Caching strategies
Keep hot data close to readers to cut latency and offload the database — plus the eviction and invalidation problems caching hands you back.
Why caching is the highest-leverage move
Most consumer systems are read-heavy, and most reads ask for the same small “hot” set of data. A cache keeps that hot data in fast storage (memory) close to where it’s read, so the common request never touches the slow, contended database. It’s usually the single biggest latency-and-cost win in a design — and the first thing to reach for when an estimate shows heavy reads.
Where caches live
Caching happens at every layer, and you’ll often use several:
- Client / browser — avoid the request entirely.
- CDN — cache static assets near users geographically (its own lesson in Chapter 3).
- Application / distributed cache — a shared in-memory store like Redis or Memcached, sitting between app servers and the database. This is the one interviews usually mean.
- Database cache — the DB’s own buffer pool.
Read patterns
- Cache-aside (lazy loading) — the app checks the cache; on a miss it reads the DB, stores the result, and returns it. Simple and common; only requested data is cached. Downside: the first request for each key is always a miss, and stale data can linger until eviction.
- Read-through — the app always asks the cache, and the cache fetches from the DB on a miss. Cleaner app code; the cache library owns the loading logic.
Write patterns
How you keep the cache and database from disagreeing:
- Write-through — write to cache and DB together (synchronously). Reads after a write are fresh; writes pay extra latency.
- Write-back (write-behind) — write to cache, flush to DB asynchronously. Fast writes and great for write-heavy bursts, but a cache crash before flush loses data.
- Write-around — write straight to the DB and skip the cache; data is cached only when later read. Avoids filling the cache with write-once data.
(Read-through vs write-through is examined as a trade-off in Chapter 3.)
Eviction: the cache is finite
When the cache fills, something must go. Common policies:
- LRU (least recently used) — evict what hasn’t been touched longest. The sensible default.
- LFU (least frequently used) — evict the least-accessed; keeps genuinely popular items.
- FIFO / TTL — evict oldest, or expire entries after a fixed time.
TTLs are your friend: even without explicit invalidation, a short expiry caps how stale data can get.

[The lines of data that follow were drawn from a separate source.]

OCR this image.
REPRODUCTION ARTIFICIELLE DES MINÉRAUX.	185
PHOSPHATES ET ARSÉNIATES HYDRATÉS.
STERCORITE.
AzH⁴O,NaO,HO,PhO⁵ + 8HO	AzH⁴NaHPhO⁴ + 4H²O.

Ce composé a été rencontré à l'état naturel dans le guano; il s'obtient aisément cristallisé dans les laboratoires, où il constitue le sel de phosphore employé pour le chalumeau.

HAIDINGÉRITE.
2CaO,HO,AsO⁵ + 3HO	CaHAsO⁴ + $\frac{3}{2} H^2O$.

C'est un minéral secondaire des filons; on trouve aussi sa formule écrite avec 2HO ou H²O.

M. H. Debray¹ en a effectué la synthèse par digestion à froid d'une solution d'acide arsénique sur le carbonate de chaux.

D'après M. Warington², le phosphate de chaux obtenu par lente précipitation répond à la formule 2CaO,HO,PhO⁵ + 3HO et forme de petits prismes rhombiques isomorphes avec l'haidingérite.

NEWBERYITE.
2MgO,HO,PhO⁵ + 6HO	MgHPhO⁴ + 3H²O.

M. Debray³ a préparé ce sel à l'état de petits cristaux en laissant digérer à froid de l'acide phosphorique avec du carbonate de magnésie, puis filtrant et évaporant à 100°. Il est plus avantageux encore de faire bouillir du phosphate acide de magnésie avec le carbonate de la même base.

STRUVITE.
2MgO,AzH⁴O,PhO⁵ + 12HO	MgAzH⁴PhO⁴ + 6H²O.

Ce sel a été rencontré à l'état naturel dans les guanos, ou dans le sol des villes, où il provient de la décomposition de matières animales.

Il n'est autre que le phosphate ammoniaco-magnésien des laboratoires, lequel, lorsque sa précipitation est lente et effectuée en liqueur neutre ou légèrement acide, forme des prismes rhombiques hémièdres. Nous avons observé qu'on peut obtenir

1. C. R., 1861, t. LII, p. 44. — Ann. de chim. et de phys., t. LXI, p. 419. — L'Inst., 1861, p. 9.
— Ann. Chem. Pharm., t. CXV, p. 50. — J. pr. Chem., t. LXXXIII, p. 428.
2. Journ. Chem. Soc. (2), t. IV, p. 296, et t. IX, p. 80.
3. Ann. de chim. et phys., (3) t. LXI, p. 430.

Invalidation: the genuinely hard part
“There are only two hard things in computer science: cache invalidation and naming things.”
When the underlying data changes, stale cache entries must be updated or removed. Strategies: write-through (update on write), TTL (let it expire), explicit invalidation (delete the key on update, often via an event). The trade-off is staleness vs cost: aggressive invalidation keeps data fresh but adds work and complexity; lazy TTLs are cheap but serve stale reads.
The failure modes to name
- Thundering herd / cache stampede — a hot key expires and thousands of requests hit the DB at once. Mitigate with request coalescing, staggered TTLs, or refreshing slightly before expiry.
- Cold cache — after a restart the cache is empty and the DB takes the full load; warm it or ramp traffic.
Bringing up invalidation and stampedes unprompted shows you’ve actually run a cache, not just drawn one.